Le seigneur des anneaux, notes sur le livre 6 (Tome 3)

Sauron forge l'Anneau, Alan Lee

Le Mordor, un univers totalitaire

Le Mordor est un pays entièrement voué à l'industrie de guerre, c'est une terre asséchée et minérale où l'eau manque et où il faut faire venir de la nourriture d'autres pays. C'est aussi un monde totalitaire où le Seigneur et ses Nazgul règnent par la corruption puis la violence et la peur sur les orques et les humains qui le servent. Dans le chapitre le pays de l'ombre on apprend que les soldats du Mordor ont un numéro de matricule et il est répété que les orques - même s'ils passent leur temps à se battre entre eux - ne veulent pas spécialement se battre pour le compte de quelqu'un d'autre. 

Et que penser au sein de cet univers totalitaire de l'Oeil de Sauron, le Seigneur Sombre du Mordor qui peut voir à distance et traquer ses ennemis ?

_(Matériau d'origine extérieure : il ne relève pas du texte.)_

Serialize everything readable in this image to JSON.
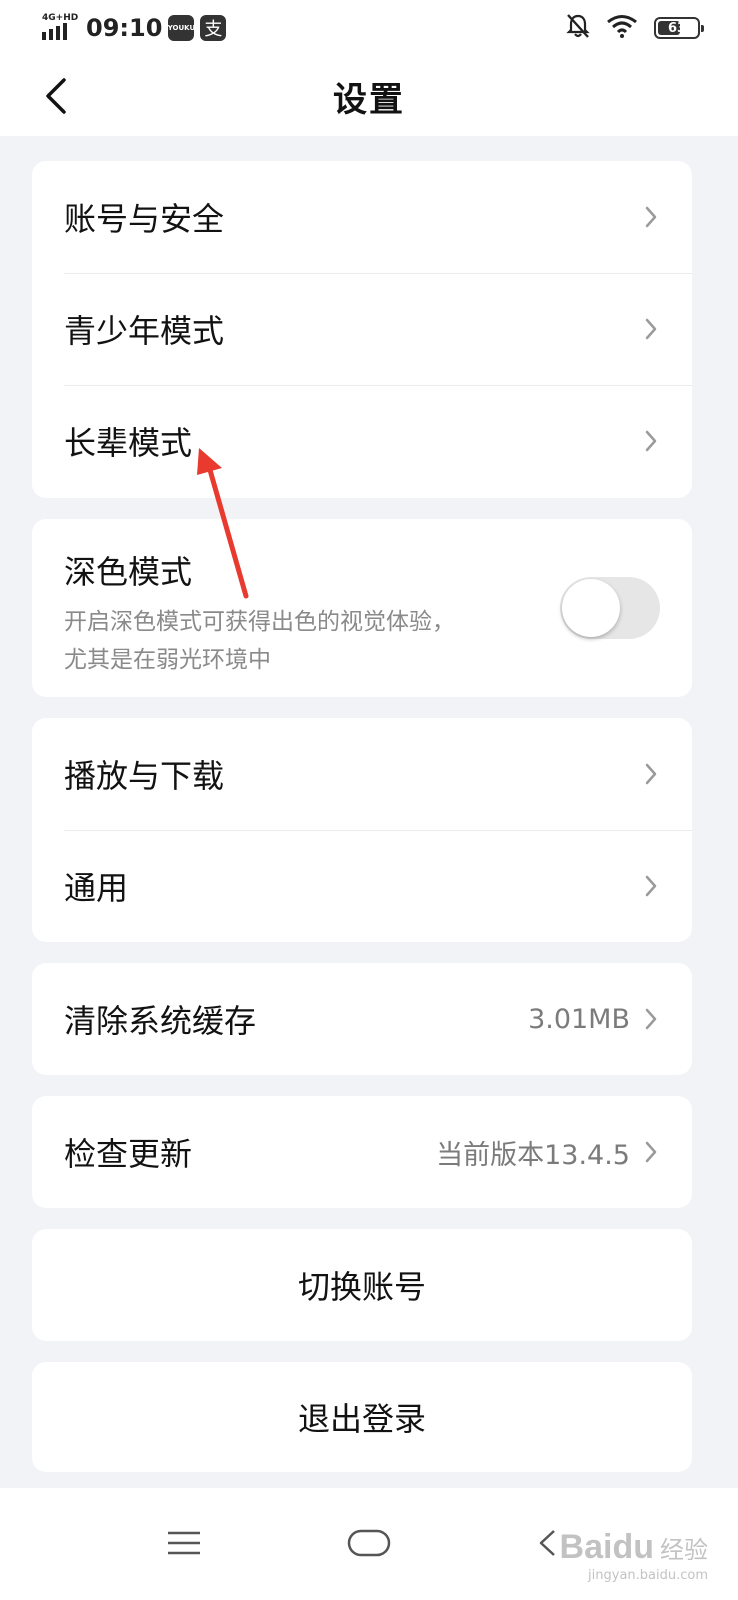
{
  "status_bar": {
    "network": "4G+HD",
    "time": "09:10",
    "app_badge": "YOUKU",
    "zhi_badge": "支",
    "battery": "63",
    "battery_fraction": 0.63
  },
  "header": {
    "title": "设置"
  },
  "group1": [
    {
      "label": "账号与安全"
    },
    {
      "label": "青少年模式"
    },
    {
      "label": "长辈模式"
    }
  ],
  "dark_mode": {
    "title": "深色模式",
    "description_line1": "开启深色模式可获得出色的视觉体验，",
    "description_line2": "尤其是在弱光环境中",
    "enabled": false
  },
  "group3": [
    {
      "label": "播放与下载"
    },
    {
      "label": "通用"
    }
  ],
  "cache": {
    "label": "清除系统缓存",
    "value": "3.01MB"
  },
  "update": {
    "label": "检查更新",
    "value": "当前版本13.4.5"
  },
  "switch_account": {
    "label": "切换账号"
  },
  "logout": {
    "label": "退出登录"
  },
  "watermark": {
    "logo": "Baidu",
    "cn": "经验",
    "url": "jingyan.baidu.com"
  },
  "colors": {
    "background": "#f1f3f7",
    "card": "#ffffff",
    "arrow": "#e83a2e",
    "toggle_off": "#e6e6e6"
  }
}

"Prenez le moulin de Sablonnier, tiens. L'Boutonneux l'a jeté à terre presque aussitôt arrivé à Cul-de-Sac. Après il a fait venir une bande d'Hommes crasseux pour en construire un plus grand, tout plein de rouages et de machins pas possibles. Y a que cet imbécile de Ted qui y a vu du bon, et il travaille là-bas à nettoyer les roues pour le compte des Hommes, là où son père était meunier et son propre maître. L'idée du Boutonneux, soi-disant, était de moudre plus, plus vite ; et il en a d'autre des moulins : mais il faut du blé avant de moudre, et le nouveau moulin avait rien de plus que l'ancien. (...) ils sont toujours à donner du marteau, à nous enfumer et à nous empester (...) et ils déversent leurs saletés (...) ils ont souillé tout le cour intérieur de l'Eau."

Nous parlerons dans L'Indic n°30 du Seigneur des anneaux et du rapport de cette oeuvre avec la nature et l'écologie, mais nous pouvons voir ici qu'un certain équilibre a été brisé. Si au Mordor Sauron règne par la peur et le contrôle, il en va de même dans la Comté où le paisible peuple des Hobbits connait quelques déboires.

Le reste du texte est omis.